Müller (1868-1870) Chips from a German Workshop – Philology Orientalism

$175.00

In stock

Description

Müller, F[riedrich] Max.  Chips from a German Workshop (London: Longmans, Green & Co, 1868-1870) – 3 volumes, vols. 1 & 2 second edition, vol. 3 first edition.

Octavo, Three volumes: 1 (1868: xxxv, [3], 380 pages), 2 (1868: [8], 405 pages plus 1 page of reviews and a 1 page catalogue), 3 (1870: [8], 520 pages plus a 24 page catalogue dated March, 1873). Bound in deep blue-green cloth-covered boards ruled in blind on covers and stamped in gilt on spine cover. Matching binding on all three volumes.

Condition: VG+. Booksellers embossed stamp (of W. C. Rigby of Adelaide, AU) on First Free Endpaper of all volumes. A name (indecipherable to me) is on the FFE of the first volume. Corners slightly bumped on a couple of volumes,  and spines of a couple of volumes slightly canted.  Ever so slight foxing.  For a book so well traveled, this is in incredible condition.
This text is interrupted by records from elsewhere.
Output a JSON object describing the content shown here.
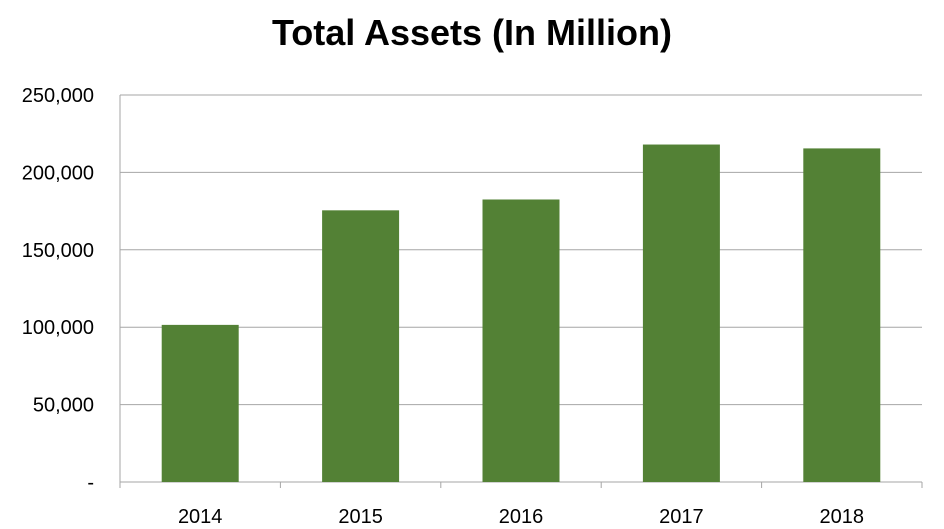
{
  "chart_data": {
    "type": "bar",
    "title": "Total Assets (In Million)",
    "categories": [
      "2014",
      "2015",
      "2016",
      "2017",
      "2018"
    ],
    "values": [
      101500,
      175500,
      182500,
      218000,
      215500
    ],
    "ylim": [
      0,
      250000
    ],
    "yticks": [
      0,
      50000,
      100000,
      150000,
      200000,
      250000
    ],
    "ytick_labels": [
      "-",
      "50,000",
      "100,000",
      "150,000",
      "200,000",
      "250,000"
    ],
    "xlabel": "",
    "ylabel": "",
    "grid": true,
    "bar_color": "#538135",
    "gridline_color": "#a6a6a6"
  }
}
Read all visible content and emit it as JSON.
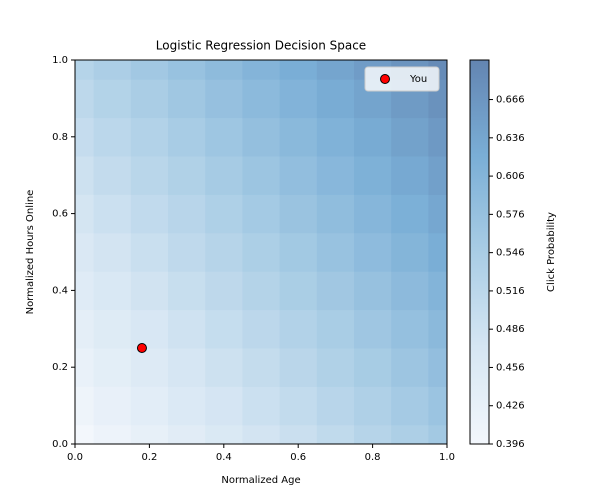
{
  "chart_data": {
    "type": "contour",
    "title": "Logistic Regression Decision Space",
    "xlabel": "Normalized Age",
    "ylabel": "Normalized Hours Online",
    "colorbar_label": "Click Probability",
    "x": [
      0,
      0.1,
      0.2,
      0.3,
      0.4,
      0.5,
      0.6,
      0.7,
      0.8,
      0.9,
      1
    ],
    "y": [
      0,
      0.1,
      0.2,
      0.3,
      0.4,
      0.5,
      0.6,
      0.7,
      0.8,
      0.9,
      1
    ],
    "z": [
      [
        0.396,
        0.412,
        0.428,
        0.444,
        0.46,
        0.476,
        0.492,
        0.508,
        0.524,
        0.54,
        0.556
      ],
      [
        0.409,
        0.425,
        0.441,
        0.457,
        0.473,
        0.489,
        0.505,
        0.521,
        0.537,
        0.553,
        0.569
      ],
      [
        0.422,
        0.438,
        0.454,
        0.47,
        0.486,
        0.502,
        0.518,
        0.534,
        0.55,
        0.566,
        0.582
      ],
      [
        0.435,
        0.451,
        0.467,
        0.483,
        0.499,
        0.515,
        0.531,
        0.547,
        0.563,
        0.579,
        0.595
      ],
      [
        0.448,
        0.464,
        0.48,
        0.496,
        0.512,
        0.528,
        0.544,
        0.56,
        0.576,
        0.592,
        0.608
      ],
      [
        0.461,
        0.477,
        0.493,
        0.509,
        0.525,
        0.541,
        0.557,
        0.573,
        0.589,
        0.605,
        0.621
      ],
      [
        0.474,
        0.49,
        0.506,
        0.522,
        0.538,
        0.554,
        0.57,
        0.586,
        0.602,
        0.618,
        0.634
      ],
      [
        0.487,
        0.503,
        0.519,
        0.535,
        0.551,
        0.567,
        0.583,
        0.599,
        0.615,
        0.631,
        0.647
      ],
      [
        0.5,
        0.516,
        0.532,
        0.548,
        0.564,
        0.58,
        0.596,
        0.612,
        0.628,
        0.644,
        0.66
      ],
      [
        0.513,
        0.529,
        0.545,
        0.561,
        0.577,
        0.593,
        0.609,
        0.625,
        0.641,
        0.657,
        0.673
      ],
      [
        0.526,
        0.542,
        0.558,
        0.574,
        0.59,
        0.606,
        0.622,
        0.638,
        0.654,
        0.67,
        0.686
      ]
    ],
    "colormap": [
      "#f3f7fc",
      "#d6e6f3",
      "#a9cde5",
      "#7aaed6",
      "#6385b2"
    ],
    "clim": [
      0.396,
      0.697
    ],
    "cticks": [
      0.396,
      0.426,
      0.456,
      0.486,
      0.516,
      0.546,
      0.576,
      0.606,
      0.636,
      0.666
    ],
    "xlim": [
      0,
      1
    ],
    "ylim": [
      0,
      1
    ],
    "xticks": [
      {
        "value": 0,
        "label": "0.0"
      },
      0.2,
      0.4,
      0.6,
      0.8,
      {
        "value": 1,
        "label": "1.0"
      }
    ],
    "yticks": [
      {
        "value": 0,
        "label": "0.0"
      },
      0.2,
      0.4,
      0.6,
      0.8,
      {
        "value": 1,
        "label": "1.0"
      }
    ],
    "series": [
      {
        "name": "You",
        "color": "#ff0000",
        "x": [
          0.18
        ],
        "y": [
          0.25
        ]
      }
    ],
    "legend": "upper right"
  }
}
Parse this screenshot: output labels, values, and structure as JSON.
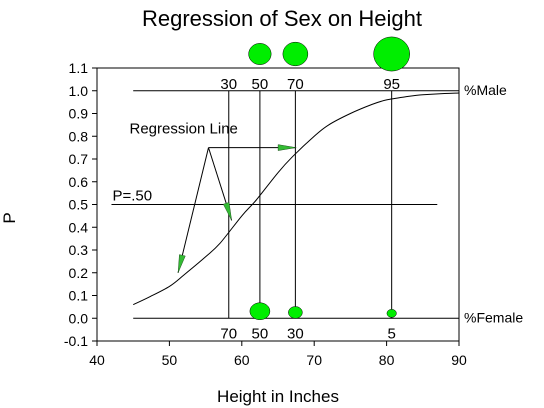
{
  "chart_data": {
    "type": "line",
    "title": "Regression of Sex on Height",
    "xlabel": "Height in Inches",
    "ylabel": "P",
    "xlim": [
      40,
      90
    ],
    "ylim": [
      -0.1,
      1.1
    ],
    "x_ticks": [
      40,
      50,
      60,
      70,
      80,
      90
    ],
    "x_tick_labels": [
      "40",
      "50",
      "60",
      "70",
      "80",
      "90"
    ],
    "y_ticks": [
      -0.1,
      0.0,
      0.1,
      0.2,
      0.3,
      0.4,
      0.5,
      0.6,
      0.7,
      0.8,
      0.9,
      1.0,
      1.1
    ],
    "y_tick_labels": [
      "-0.1",
      "0.0",
      "0.1",
      "0.2",
      "0.3",
      "0.4",
      "0.5",
      "0.6",
      "0.7",
      "0.8",
      "0.9",
      "1.0",
      "1.1"
    ],
    "grid": false,
    "regression_curve": {
      "x": [
        45,
        47,
        50,
        52,
        55,
        57,
        60,
        62,
        65,
        67,
        70,
        72,
        75,
        78,
        80,
        83,
        85,
        88,
        90
      ],
      "y": [
        0.06,
        0.09,
        0.14,
        0.19,
        0.27,
        0.33,
        0.45,
        0.52,
        0.64,
        0.71,
        0.8,
        0.85,
        0.9,
        0.94,
        0.96,
        0.975,
        0.982,
        0.988,
        0.99
      ]
    },
    "reference_lines": [
      {
        "y": 1.0,
        "x_range": [
          45,
          90
        ],
        "label": "%Male"
      },
      {
        "y": 0.0,
        "x_range": [
          45,
          90
        ],
        "label": "%Female"
      },
      {
        "y": 0.5,
        "x_range": [
          42,
          87
        ],
        "label": "P=.50"
      }
    ],
    "vertical_lines": [
      {
        "x": 58.2,
        "y_range": [
          0.0,
          1.0
        ]
      },
      {
        "x": 62.5,
        "y_range": [
          0.0,
          1.0
        ]
      },
      {
        "x": 67.4,
        "y_range": [
          0.0,
          1.0
        ]
      },
      {
        "x": 80.7,
        "y_range": [
          0.0,
          1.0
        ]
      }
    ],
    "male_groups": [
      {
        "x": 58.2,
        "label": "30",
        "size": 0
      },
      {
        "x": 62.5,
        "label": "50",
        "size": 0.45
      },
      {
        "x": 67.4,
        "label": "70",
        "size": 0.55
      },
      {
        "x": 80.7,
        "label": "95",
        "size": 1.0
      }
    ],
    "female_groups": [
      {
        "x": 58.2,
        "label": "70",
        "size": 0
      },
      {
        "x": 62.5,
        "label": "50",
        "size": 0.5
      },
      {
        "x": 67.4,
        "label": "30",
        "size": 0.3
      },
      {
        "x": 80.7,
        "label": "5",
        "size": 0.15
      }
    ],
    "annotation": {
      "text": "Regression Line",
      "origin": {
        "x": 55.4,
        "y": 0.75
      },
      "targets": [
        {
          "x": 51.2,
          "y": 0.2
        },
        {
          "x": 58.6,
          "y": 0.43
        },
        {
          "x": 67.5,
          "y": 0.75
        }
      ]
    },
    "colors": {
      "marker": "#00ee00",
      "line": "#000000",
      "arrow": "#33bb33"
    }
  }
}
Friedrich Max Müller (6 December 1823 – 28 October 1900), generally known as Max Müller, was a German-born philologist and Orientalist, who lived and studied in Britain for most of his life. He was one of the founders of the western academic field of Indian studies and the discipline of comparative religion. Müller wrote both scholarly and popular works on the subject of Indology. The Sacred Books of the East, a 50-volume set of English translations, was prepared under his direction. He also promoted the idea of a Turanian family of languages. – Wikipedia

Originally issued in two volumes, with three additional volumes added from 1870-1875, this collection of essays was influential to writers (including Theosophist Helena Blavatsky) who were seeking to assert the merits of “pagan” religious traditions over Christianity. Mary Seton Fraser Tytler, a symbolist craftswoman, designer and social reformer, claimed this book was her “Bible”, which helped her to create a multi-cultural sacred imagery. Müller distanced himself from these developments, and remained within the Lutheran faith in which he had been brought up.